An Idaho Springs police spokesman said the unidentified man's body was recovered from Clear Creek about 3 miles downstream from where he went into the water.
The Denver Post reported the state Emergency Management Office said there were three other deaths in Boulder County, two in El Paso County and two missing and presumed dead in Larimer County.
The body of another unidentified victim was recovered by authorities from the West Fork of Sand Creek in Colorado Springs Monday.
The Post said by Monday afternoon there were still 183 people unaccounted for in Boulder County and 260 in Larimer County.
State emergency management officials estimated nearly 17,500 homes had been damaged and 1,500 destroyed along a 200-mile stretch of Colorado's Front Range.
Nearly 12,000 people were evacuated from their homes.
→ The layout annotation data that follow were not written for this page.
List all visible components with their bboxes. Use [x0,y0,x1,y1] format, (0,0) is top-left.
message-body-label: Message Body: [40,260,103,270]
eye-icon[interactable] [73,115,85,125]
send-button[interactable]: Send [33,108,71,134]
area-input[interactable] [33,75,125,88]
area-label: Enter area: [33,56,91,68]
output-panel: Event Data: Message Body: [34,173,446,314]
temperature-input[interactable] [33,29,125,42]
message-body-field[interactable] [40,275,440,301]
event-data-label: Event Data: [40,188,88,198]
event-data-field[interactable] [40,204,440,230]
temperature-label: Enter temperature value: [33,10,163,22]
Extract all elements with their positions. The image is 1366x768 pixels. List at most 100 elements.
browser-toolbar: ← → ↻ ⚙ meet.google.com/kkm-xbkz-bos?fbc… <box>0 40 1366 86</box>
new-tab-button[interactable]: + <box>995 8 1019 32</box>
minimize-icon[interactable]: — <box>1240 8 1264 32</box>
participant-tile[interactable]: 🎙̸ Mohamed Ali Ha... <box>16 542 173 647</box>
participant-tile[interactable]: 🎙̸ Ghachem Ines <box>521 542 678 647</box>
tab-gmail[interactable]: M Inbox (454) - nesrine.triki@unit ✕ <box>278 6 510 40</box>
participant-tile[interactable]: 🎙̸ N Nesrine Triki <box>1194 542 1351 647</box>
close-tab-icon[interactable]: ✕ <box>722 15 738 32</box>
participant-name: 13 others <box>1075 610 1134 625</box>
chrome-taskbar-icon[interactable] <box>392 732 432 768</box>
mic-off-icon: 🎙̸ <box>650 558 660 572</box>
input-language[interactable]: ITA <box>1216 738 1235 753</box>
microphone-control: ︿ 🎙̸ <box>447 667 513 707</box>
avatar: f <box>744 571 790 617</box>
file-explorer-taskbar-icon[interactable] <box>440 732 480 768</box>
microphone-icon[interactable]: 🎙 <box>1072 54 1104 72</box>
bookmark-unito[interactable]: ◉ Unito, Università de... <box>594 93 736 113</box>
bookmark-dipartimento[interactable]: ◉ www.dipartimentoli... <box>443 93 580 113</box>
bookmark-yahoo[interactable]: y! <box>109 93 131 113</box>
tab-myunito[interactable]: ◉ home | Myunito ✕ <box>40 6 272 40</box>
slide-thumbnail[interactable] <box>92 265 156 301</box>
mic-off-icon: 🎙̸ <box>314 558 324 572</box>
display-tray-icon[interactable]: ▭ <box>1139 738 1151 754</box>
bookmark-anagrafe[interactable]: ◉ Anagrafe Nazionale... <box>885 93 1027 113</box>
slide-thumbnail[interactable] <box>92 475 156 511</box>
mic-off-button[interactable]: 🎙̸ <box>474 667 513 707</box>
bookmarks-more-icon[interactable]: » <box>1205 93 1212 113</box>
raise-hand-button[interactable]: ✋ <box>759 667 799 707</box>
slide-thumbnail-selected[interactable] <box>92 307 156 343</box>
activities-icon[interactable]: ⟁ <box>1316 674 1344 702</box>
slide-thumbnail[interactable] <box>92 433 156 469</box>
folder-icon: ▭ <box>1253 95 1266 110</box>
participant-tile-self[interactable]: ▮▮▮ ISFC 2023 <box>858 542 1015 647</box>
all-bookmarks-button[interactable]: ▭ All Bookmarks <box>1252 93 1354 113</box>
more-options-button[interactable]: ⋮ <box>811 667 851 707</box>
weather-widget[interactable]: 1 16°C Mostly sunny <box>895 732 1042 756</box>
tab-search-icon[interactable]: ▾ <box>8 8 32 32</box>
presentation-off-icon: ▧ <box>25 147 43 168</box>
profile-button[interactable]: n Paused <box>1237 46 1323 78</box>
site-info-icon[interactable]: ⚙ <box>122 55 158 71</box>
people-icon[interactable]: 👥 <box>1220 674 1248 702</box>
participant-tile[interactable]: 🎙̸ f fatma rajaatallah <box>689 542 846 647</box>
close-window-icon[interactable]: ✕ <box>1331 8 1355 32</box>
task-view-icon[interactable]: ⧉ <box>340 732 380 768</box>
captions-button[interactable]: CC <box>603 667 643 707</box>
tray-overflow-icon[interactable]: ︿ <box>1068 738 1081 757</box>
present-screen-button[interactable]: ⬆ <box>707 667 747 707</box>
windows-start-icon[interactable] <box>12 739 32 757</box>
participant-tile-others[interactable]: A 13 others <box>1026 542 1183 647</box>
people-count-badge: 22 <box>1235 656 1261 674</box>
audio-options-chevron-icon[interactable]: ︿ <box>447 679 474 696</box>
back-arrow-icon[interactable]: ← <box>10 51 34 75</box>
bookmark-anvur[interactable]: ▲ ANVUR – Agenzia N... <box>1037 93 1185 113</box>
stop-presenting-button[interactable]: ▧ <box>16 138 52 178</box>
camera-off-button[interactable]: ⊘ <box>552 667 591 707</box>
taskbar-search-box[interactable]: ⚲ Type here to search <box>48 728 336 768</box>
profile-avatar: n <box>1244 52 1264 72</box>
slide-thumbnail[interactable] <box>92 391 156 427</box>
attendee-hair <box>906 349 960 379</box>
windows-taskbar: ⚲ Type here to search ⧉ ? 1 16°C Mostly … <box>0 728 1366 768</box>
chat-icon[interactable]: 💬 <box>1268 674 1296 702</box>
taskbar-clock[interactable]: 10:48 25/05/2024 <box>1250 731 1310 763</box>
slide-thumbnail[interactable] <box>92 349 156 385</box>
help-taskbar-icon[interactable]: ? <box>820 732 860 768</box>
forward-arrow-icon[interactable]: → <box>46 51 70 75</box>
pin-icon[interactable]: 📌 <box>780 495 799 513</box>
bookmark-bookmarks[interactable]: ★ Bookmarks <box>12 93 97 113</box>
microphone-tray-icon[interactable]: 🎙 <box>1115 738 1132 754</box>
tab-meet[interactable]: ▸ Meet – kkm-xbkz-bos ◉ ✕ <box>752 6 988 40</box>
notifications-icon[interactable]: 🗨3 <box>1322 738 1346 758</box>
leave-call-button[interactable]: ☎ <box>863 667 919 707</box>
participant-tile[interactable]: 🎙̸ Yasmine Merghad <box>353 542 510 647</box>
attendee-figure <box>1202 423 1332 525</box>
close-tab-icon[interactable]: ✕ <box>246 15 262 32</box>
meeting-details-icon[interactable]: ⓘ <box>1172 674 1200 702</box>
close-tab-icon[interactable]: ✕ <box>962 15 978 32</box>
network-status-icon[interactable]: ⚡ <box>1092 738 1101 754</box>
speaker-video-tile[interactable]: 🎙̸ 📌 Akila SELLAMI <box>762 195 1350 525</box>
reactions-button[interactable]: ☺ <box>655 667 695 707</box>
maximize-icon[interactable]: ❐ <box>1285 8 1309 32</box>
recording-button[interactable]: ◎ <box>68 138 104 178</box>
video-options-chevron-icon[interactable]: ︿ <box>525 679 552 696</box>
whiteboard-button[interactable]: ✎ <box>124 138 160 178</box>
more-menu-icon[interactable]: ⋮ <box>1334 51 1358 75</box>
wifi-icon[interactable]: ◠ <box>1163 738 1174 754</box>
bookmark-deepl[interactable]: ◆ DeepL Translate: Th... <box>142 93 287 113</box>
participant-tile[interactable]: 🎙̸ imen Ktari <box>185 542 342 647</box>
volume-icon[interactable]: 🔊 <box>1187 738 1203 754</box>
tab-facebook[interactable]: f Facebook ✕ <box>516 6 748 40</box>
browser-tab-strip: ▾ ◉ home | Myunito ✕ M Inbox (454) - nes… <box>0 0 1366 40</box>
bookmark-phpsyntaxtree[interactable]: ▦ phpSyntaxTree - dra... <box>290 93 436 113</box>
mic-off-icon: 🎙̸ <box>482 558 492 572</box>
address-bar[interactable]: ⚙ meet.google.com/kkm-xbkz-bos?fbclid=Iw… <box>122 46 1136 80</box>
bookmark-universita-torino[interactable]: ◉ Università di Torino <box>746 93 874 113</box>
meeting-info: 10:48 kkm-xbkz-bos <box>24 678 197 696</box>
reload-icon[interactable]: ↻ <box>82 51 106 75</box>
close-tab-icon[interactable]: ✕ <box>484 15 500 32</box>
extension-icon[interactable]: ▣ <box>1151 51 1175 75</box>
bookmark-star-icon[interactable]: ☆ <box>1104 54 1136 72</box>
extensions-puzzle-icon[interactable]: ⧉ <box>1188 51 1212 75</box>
The floods also left 15 Colorado National Guard members and other emergency workers stranded on high ground near Lyons Monday. They had been evacuating residents Sunday night but were forced to abandon their mission when floodwaters began to rise, CNN reported.
A U.S. Army helicopter was able to rescue the residents and some of the troops and emergency workers before the weather became impassible.
The confirmed or presumed dead also included an 80-year-old woman and a 60-year-old woman who disappeared in raging floodwaters, a Larimer County Sheriff's Department spokesman in Fort Collins said.
The older woman "was injured and couldn't get out of her home," John Schulz said. "When people came back to help her, the house was gone."
The younger woman's home was also swept away in the same area, police said.
President Barack Obama ordered Federal Emergency Management Agency Administrator Craig Fugate to travel to Colorado Monday to "ensure the federal government is closely coordinating with the state and local response," the White House said Sunday.
Obama called Colorado Gov. John Hickenlooper to get an update on the situation and express his concern for residents affected by the historic flooding the National Weather Service called "biblical."
Rain and thick clouds grounded emergency aircraft that had been rescuing people, officials said.
"There's a heavy, heavy fog, and rain is coming down hard," the Post quoted Boulder County Emergency Management spokesman Andrew Barth as saying. "Standing water is rising because the ground is saturated."
Authorities across the flooded areas warned infrastructure, including new roads, would not be completed for many months.
More than 4,000 customers were without gas in Boulder County alone.
The flooding started a week ago as a slow-moving cold front stalled, clashing with warm humid monsoonal air from the south. The situation intensified Wednesday and Thursday. Boulder County was worst hit, with some 18 inches of rain recorded by Sunday.